Crônica de Armando Oliveira
A cobrança é intensa, mas sua possibilidade de quitação fica cada vez mais tão remota quanto o da nossa dívida externa.
Pedem-me um livro, se possível pinçado de quinze anos de escrivinhações diárias nesta imorata folha.
Matéria, não falta, reconheço, a maioria mera sucata do cotidiano, assuntos que se perderam na voragem do tempo, coisas mais minhas que do tolerante leitorado.
Por sinal, acho que escrevo mais pra mim do que pros outros, daí esta relutância em encadernar vivências, anseios e frustrações.
Dia desses dei uma relida em vários recortes, generosamente colecionados por mãos amigas e muito queridas, encontrando dificuldades em admitir sua autoria.
Tive fases de romantismo piegas, ira mal contida, descrença assumida, ironia cruel, como juntar tudo isso numa obra que se pretende coerente?
A quem interessaria bisbilhotar meus bons e maus humores, essa vocação de mutante potencial, essa vontade de ficar, mas tendo que ir embora (e vice-versa), essa procura vã da harmonia total entre o desejado e o possível?
Francamente, não sei.
Às vezes me acho ótimo (perdão, leitores), não raro me julgo péssimo, eventuais manifestações de terceiros me deixam envaidecido, sem me fazer totalmente a cabeça.
Nunca consegui rotular tanta escrevinhação como artigo de consumo, daí, quem sabe, minha dificuldade em negociá-la bem.
Pode parecer falsa modéstia - forma sutil de vaidade -, porém a ideia de vir a comprar um livro "meu" foge a qualquer cogitação.
Se, como pai da criança, reluto em abraçá-la, como ter a veleidade de vê-la amada por estranhos?
Quando alguém a coloca nas nuvens, embora a referência me acaricie o ego, fico a imaginar o que pode existir por trás do elogio.

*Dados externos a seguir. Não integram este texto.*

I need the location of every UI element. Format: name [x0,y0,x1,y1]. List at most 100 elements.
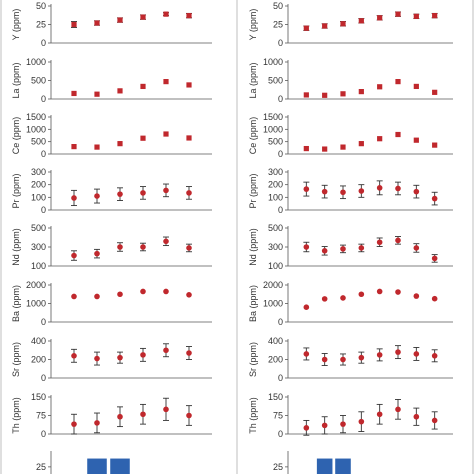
data-point [186,292,192,298]
chart-right-1: 0 25 50 Y (ppm) [248,1,453,48]
chart-left-6: 0 1000 2000 Ba (ppm) [11,280,212,327]
y-tick-label: 50 [36,1,46,11]
data-point [432,13,438,19]
data-point [303,351,310,357]
data-point [186,350,192,356]
y-tick-label: 200 [268,355,283,365]
data-point [395,131,401,138]
y-tick-label: 0 [41,317,46,327]
data-point [71,252,77,259]
data-point [322,23,328,29]
data-point [376,288,383,295]
chart-right-3: 0 500 1000 1500 Ce (ppm) [248,112,453,159]
y-tick-label: 0 [278,94,283,104]
data-point [163,187,169,194]
data-point [140,352,146,358]
data-point [163,11,169,17]
y-axis-title: Sr (ppm) [11,342,21,377]
data-point [321,356,328,363]
data-point [358,141,364,147]
data-point [163,131,169,137]
data-point [163,79,169,85]
y-tick-label: 100 [31,192,46,202]
data-point [431,255,438,262]
y-tick-label: 25 [273,20,283,30]
data-point [303,304,310,311]
y-tick-label: 0 [278,149,283,159]
y-axis-title: Nd (ppm) [11,228,21,266]
data-point [340,91,346,97]
y-tick-label: 25 [36,20,46,30]
data-point [376,185,383,191]
y-tick-label: 75 [36,411,46,421]
data-point [117,354,123,361]
data-point [303,145,309,152]
y-tick-label: 100 [268,192,283,202]
y-tick-label: 500 [31,223,46,233]
y-axis-title: Pr (ppm) [11,173,21,208]
y-tick-label: 0 [41,38,46,48]
data-point [376,411,383,418]
y-tick-label: 300 [268,242,283,252]
data-point [395,406,401,413]
data-point [186,13,192,19]
y-tick-label: 1000 [26,57,46,67]
data-point [117,191,123,197]
data-point [322,92,328,98]
y-axis-title: Nd (ppm) [248,228,258,266]
data-point [431,353,438,359]
data-point [432,89,438,95]
chart-right-8: 0 75 150 Th (ppm) [248,392,453,439]
data-point [140,135,146,141]
data-point [94,250,100,257]
y-axis-title: Ba (ppm) [11,285,21,322]
data-point [140,14,146,20]
y-tick-label: 100 [31,261,46,271]
data-point [71,353,77,359]
y-tick-label: 0 [278,317,283,327]
y-tick-label: 50 [273,1,283,11]
data-point [358,291,365,298]
data-point [413,13,419,19]
data-point [340,189,346,196]
data-point [140,288,146,295]
chart-right-5: 100 300 500 Nd (ppm) [248,223,453,271]
y-tick-label: 0 [278,205,283,215]
data-point [71,21,77,28]
data-point [140,190,146,196]
y-tick-label: 200 [268,180,283,190]
data-point [71,195,77,201]
data-point [321,248,328,254]
data-point [71,90,77,97]
data-point [163,406,169,413]
y-tick-label: 1000 [263,57,283,67]
data-point [340,295,346,301]
y-tick-label: 0 [41,429,46,439]
y-tick-label: 1000 [263,299,283,309]
chart-left-9: 25 [36,451,130,474]
y-tick-label: 1500 [263,112,283,122]
data-point [395,237,401,244]
y-tick-label: 2000 [26,280,46,290]
y-tick-label: 150 [31,392,46,402]
data-point [395,185,401,192]
y-tick-label: 0 [278,38,283,48]
data-point [71,144,77,150]
chart-left-2: 0 500 1000 La (ppm) [11,57,212,104]
data-point [395,289,401,295]
data-point [94,420,100,426]
y-axis-title: Ce (ppm) [11,117,21,155]
data-point [186,135,192,141]
data-point [94,355,100,362]
y-tick-label: 1000 [26,124,46,134]
data-point [321,296,328,302]
chart-left-4: 0 100 200 300 Pr (ppm) [11,167,212,215]
data-point [431,417,438,424]
data-point [377,84,383,90]
data-point [358,18,364,24]
data-point [340,144,346,150]
y-tick-label: 100 [268,261,283,271]
chart-left-8: 0 75 150 Th (ppm) [11,392,212,439]
data-point [303,92,309,98]
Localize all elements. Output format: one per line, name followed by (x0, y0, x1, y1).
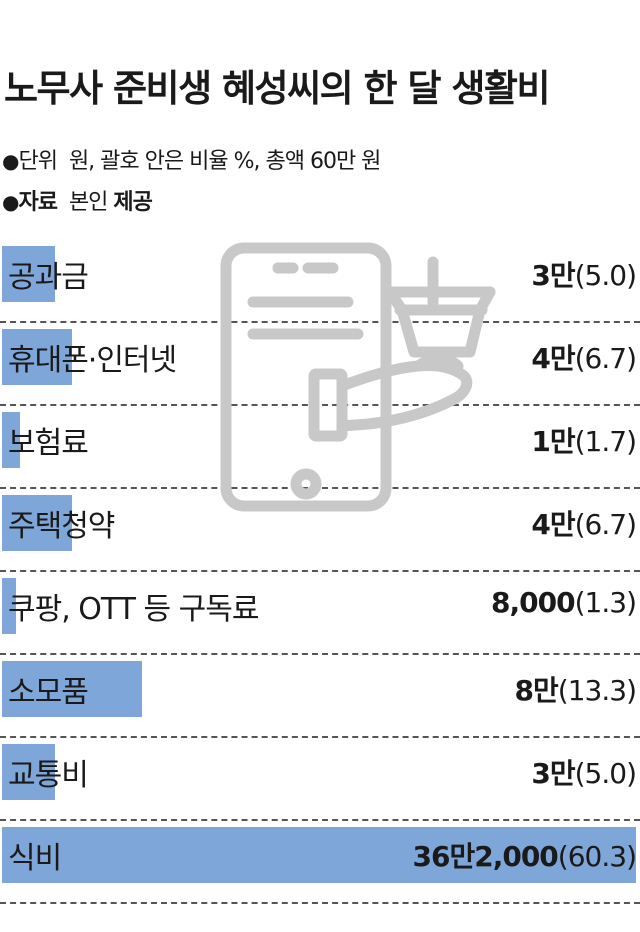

Admito ter tocado fundo certas pessoas muito especiais, mas não transfiro tal especialidade ao instrumento da admiração.
Rigor excessivo comigo mesmo, talvez, ou simples insegurança, como diria um psicanalista de plantão.
Invejo os que vão à luta, originais sob o sovaco, forçação de barra sobre os editores, "lobby" entre os amigos da imprensa, o sucesso literário depende tanto da inspiração quanto da transpiração.
O ter uma veneração quase mística pela boa literatura, também atrapalha um pouco.
Tem umas feras aí que me desestimulam a alcançá-las, nem pensar jogar no terceiro time, só para estar no jogo, esbarra na minha ausência de espírito olímpico.
Foi uma onda dessas que me cortou as pretensões musicais, ou Baden Powell com três meses de aprendizado, ou viola largada no canto.
Nada menos do que o máximo, e olhem que não cultivo qualquer tipo de megalomania, fica difícil explicar.
Parece até que estou, mais uma vez, me desculpando pela esterilidade literária, o prazer independe da procriação, mas em matéria de livro a vasectomia é irreversível.
Freudianamente falando, esta preferência pelos textos curtos e descartáveis certamente sintetiza a afetividade capaz de se repartir generosamente, com eventuais variações de intensidade.
Livro é igualzinho a casamento: depois da "noite de autógrafos", há que se arcar com toda uma possibilidade de encalhe nas prateleiras da vida.